I use the following folder structure:

.
├── charts
│   ├── kibana
│   └── prometheus-operator
├── helmsman.yaml
├── secrets
│   ├── kibana.yaml
│   └── prometheus-operator.yaml
└── values
    ├── kibana-default.yaml
    ├── kibana.yaml
    ├── prometheus-operator-default.yaml
    └── prometheus-operator.yaml
  • charts/ hold unpacked chart archives (.gitignore’d) - I use it for updating to latest versions, more on that later.
  • secrets/ hold files with sensitive information, encrypted by sops
  • values/ hold value files used to configure charts, as well as default value files extracted from charts/. Default value files are stored in git, that’s how I find out what changed between currently installed and latest chart release. Then I upgrade values used by installed apps accordingly.

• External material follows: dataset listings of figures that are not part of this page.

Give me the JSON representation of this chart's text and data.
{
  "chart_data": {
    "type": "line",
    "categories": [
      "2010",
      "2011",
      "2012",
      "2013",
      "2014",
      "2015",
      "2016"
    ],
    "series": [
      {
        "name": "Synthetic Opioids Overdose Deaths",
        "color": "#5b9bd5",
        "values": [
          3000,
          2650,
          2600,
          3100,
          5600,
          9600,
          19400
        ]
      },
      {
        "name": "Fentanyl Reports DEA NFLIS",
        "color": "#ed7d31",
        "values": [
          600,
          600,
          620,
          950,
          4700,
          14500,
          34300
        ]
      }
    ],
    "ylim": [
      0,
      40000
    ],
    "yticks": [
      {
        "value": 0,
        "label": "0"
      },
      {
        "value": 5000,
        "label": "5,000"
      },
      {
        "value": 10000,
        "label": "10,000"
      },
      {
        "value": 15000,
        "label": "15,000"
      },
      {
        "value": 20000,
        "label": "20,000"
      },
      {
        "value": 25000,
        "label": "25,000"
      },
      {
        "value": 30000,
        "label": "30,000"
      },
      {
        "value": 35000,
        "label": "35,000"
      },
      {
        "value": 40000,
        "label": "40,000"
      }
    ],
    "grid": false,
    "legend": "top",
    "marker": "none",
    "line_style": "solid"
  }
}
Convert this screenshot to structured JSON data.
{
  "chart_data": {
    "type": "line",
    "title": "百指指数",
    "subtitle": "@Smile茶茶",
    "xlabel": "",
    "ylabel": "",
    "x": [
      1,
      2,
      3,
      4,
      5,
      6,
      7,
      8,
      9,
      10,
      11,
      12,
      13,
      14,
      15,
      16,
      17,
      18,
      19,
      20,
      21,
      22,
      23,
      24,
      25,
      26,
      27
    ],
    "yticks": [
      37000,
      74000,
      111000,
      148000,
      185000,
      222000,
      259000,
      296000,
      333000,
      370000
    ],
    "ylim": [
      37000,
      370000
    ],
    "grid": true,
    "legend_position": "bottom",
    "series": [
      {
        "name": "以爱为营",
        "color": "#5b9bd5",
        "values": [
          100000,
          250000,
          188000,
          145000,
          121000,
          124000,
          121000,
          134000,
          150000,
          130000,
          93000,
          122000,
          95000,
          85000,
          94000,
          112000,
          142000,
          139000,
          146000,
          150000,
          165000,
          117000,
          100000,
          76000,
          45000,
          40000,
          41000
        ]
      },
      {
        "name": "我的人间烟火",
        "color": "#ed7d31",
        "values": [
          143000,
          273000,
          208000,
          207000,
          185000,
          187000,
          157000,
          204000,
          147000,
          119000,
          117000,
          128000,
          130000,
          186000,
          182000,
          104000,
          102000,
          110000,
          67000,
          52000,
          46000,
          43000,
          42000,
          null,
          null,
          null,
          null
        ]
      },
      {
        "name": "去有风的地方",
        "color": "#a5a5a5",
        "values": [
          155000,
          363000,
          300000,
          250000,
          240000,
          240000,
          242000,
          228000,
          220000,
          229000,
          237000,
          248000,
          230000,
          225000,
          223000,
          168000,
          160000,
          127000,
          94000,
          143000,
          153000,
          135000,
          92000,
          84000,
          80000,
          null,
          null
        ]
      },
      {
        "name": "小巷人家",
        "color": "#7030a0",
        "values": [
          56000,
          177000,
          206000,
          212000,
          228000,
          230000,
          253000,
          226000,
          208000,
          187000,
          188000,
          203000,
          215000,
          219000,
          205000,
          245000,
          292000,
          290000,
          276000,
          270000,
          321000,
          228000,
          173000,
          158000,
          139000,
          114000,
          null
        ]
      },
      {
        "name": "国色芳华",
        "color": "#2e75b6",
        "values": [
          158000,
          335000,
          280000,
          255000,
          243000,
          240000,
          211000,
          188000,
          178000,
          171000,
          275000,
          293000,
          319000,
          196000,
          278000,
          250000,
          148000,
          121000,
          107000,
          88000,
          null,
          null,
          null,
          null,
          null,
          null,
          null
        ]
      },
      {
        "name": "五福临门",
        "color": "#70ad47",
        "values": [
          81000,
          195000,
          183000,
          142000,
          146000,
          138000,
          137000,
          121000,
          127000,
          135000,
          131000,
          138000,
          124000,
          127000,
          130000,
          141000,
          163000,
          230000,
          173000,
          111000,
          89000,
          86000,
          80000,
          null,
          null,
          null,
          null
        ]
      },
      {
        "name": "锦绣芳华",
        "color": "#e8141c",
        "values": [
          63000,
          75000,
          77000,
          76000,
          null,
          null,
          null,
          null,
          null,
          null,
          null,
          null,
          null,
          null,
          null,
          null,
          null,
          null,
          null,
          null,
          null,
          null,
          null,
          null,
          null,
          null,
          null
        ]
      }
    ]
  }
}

Helmsman DSD file looks like this:

settings:
  # I use that to control chart removal order - use it rarely :)
  reverseDelete: true

# Namespaces observed by helmsman. It will remove any charts from these namespaces that are not managed by helmsman.
namespaces:
  kibana: {}
  prometheus-operator: {}

# All your helm repos go here
helmRepos:
  stable: 'https://kubernetes-charts.storage.googleapis.com'

apps:
  # That's pretty self-descriptive IMHO :)
  kibana:
    namespace: kibana
    chart: stable/kibana
    version: 3.2.6 # Chart version
    enabled: true # Set to false, and release will be removed
    secretsFile: secrets/kibana.yaml # Path to yaml file with secrets managed by sops. It will be decrypted, and later used as a regular values file (helm -f)
    valuesFile: values/kibana.yaml # Yaml file with unencrypted configuration values  (helm -f)
    set:
      image.tag: '${VERSION_KIBANA}' # Here you can use variables defined in .env (helm --set key=value)
      'ingress.hosts[0]': '${DNS_NAME_KIBANA}' # And even address array indices

  prometheus-operator:
    namespace: prometheus-operator
    chart: stable/prometheus-operator
    version: 8.13.0
    enabled: true
    valuesFiles: # You can use multiple values files if necessary
      - values/prometheus-operator.yaml
      - values/prometheus-operator-rules.yaml
    secretsFile: secrets/prometheus-operator.yaml
    priority: -50 # And also set priority. The lower, the sooner it will be executed when installing. And the later during deletion (due to reverseDelete)
    wait: true # You can also wait...
    timeout: 600 #... for a specific timeout until chart is fully deployed
    noHooks: true # You can disable Helm hooks
    helmFlags: ['--skip-crds'] # Or pass additional flags to helm command line, if necessary

Upgrading charts

I use helm-whatup plugin to find updates for the charts:

helm whatup --all-namespaces -a

And I wrote a script that supplements the helmsman upgrade process:

  • Run helm whatup
  • For each outdated chart run helm fetch <chart_name> --version=<chart_new_version> --untar --destination charts/
  • Then I copy charts/<chart_name>/values.yaml to values/<chart_name>-default.yaml

I am too ashamed of the script to share it though :smile:.

Once updated charts are fetched, I update chart versions in helmsman.yaml, make necessary updates to my overridden values, and run helmsman apply... again.